JACKSONVILLE – Senior writer John Oehser and senior correspondent Brian Sexton examine the Jaguars' defensive end position in this look at the '18 offseason
Position: Defensive end.
2017 starters: Yannick Ngakoue, Calais Campbell.
2017 reserves:Dante Fowler Jr., Dawuane Smoot, Carroll Phillips.
2017 at a glance:The Jaguars hardly could have expected more from the end position this past season than they received. Not only did Campbell have a career season after signing as an unrestricted free agent in the 2017 offseason, Ngakoue continued to emerge as one of the best young pass rushers in the NFL – and Fowler was a force in nickel situations. Campbell, who signed as an unrestricted free agent from Arizona, registered a career-high and franchise record 14.5 sacks with 14 tackles for loss and was the runner-up for Associated Press Defensive Player of the Year. Campbell and Ngakoue both were named to the Pro Bowl, with Ngakoue named to the game as an alternate in his second NFL season after registering a career-high 12 sacks and 10 tackles for loss. Fowler played 45 percent of the team's plays, registering seven tackles for loss and a career-high eight sacks in the regular season; he also had two sacks and two tackles for loss in the postseason.
Offseason storyline:This likely will be among the Jaguars' quietest areas this offseason. Campbell, Smoot, Ngakoue and Fowler are all under contract for the long-term, though the team does have a decision forthcoming on Fowler's fifth-year option for the 2019 season. The team must decide whether to exercise that option by May 3. If they exercise it, they control his rights through 2019. If they don't, he can become an unrestricted free agent in 2019 unless he re-signs with the Jaguars before then.
Free agents as of March 14:None.
Oehser analysis:This was among the team's strongest areas in 2017 – and that appears likely to be the case in 2018. Campbell was a key to the defense on and off the field, becoming the first defensive end in franchise history named first-team All-Pro and making his third Pro Bowl; he also provided leadership for a team that ranked among the NFL's best defenses through the entire season. Ngakoue didn't receive the postseason accolades that Campbell earned, but forget honors: Ngakoue was key to the team's pass rush and appears likely to be a core player for this defense for the foreseeable future. Fowler may not yet quite have fulfilled the expectations that come along with being the No. 3 overall selection in the 2015 NFL Draft, but his effort and playmaking ability makes him key to the defense. The team has reason to be optimistic about Smoot, who as a rookie quietly played 16 solid games and has the look of a long-time contributor and possible future starter.

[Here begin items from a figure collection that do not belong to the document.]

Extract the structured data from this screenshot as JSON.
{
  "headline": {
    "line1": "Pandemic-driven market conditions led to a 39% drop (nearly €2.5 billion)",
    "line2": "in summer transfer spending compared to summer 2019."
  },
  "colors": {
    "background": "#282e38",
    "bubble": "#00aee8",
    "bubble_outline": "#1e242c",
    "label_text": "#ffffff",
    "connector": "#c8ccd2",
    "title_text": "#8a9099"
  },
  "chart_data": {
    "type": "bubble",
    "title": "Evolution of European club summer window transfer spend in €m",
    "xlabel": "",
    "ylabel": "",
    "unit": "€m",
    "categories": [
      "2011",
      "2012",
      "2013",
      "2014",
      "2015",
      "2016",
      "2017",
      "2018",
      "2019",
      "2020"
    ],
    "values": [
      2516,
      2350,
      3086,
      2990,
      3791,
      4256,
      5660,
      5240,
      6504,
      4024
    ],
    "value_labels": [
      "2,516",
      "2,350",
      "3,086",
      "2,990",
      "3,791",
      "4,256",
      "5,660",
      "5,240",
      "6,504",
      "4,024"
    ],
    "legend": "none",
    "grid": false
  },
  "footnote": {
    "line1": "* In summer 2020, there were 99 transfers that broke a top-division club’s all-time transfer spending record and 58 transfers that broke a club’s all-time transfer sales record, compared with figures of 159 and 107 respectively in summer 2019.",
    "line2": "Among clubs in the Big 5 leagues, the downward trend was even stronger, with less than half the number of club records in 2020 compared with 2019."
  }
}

Sexton analysis: We knew the addition of Campbell a year ago would improve the pass rush, probably significantly. But we couldn't have said it would revolutionize it – and that might not be a strong enough adjective to describe what happened. Campbell was a revelation from Week 1 – when he set a franchise single-game record with four sacks in Houston – through December, when he set the franchise single-season record with 14.5. He wasn't just dominant; he was overpowering from his spot outside and didn't allow teams to slide their protection schemes toward Ngakoue and Fowler Jr. We knew those two were oozing potential; we saw it from both players in 2016. Who knew that Ngakoue would become the most prolific strip-sack end since Derrick Thomas? The second-year end registered 12 sacks, forcing six fumbles that led to five Jaguars defensive touchdowns. He was such a threat that teams started sliding toward him, allowing Campbell one-on-one action. Fowler added eight sacks and two more in the playoffs, when you could see all the traits that made him the third pick in the 2015 NFL Draft. Fowler's athleticism is epic; pushed hard by Campbell and Ngakoue, he rushed the quarterback with a greater sense of purpose in his third season. Mix in Smoot, who provided quality depth in all 16 regular-season games and the playoffs, and you have the team's most talented position group. You wouldn't bother taking an end in the draft unless something entirely unexpected happened; he couldn't make your roster … this group is absolutely set for 2018.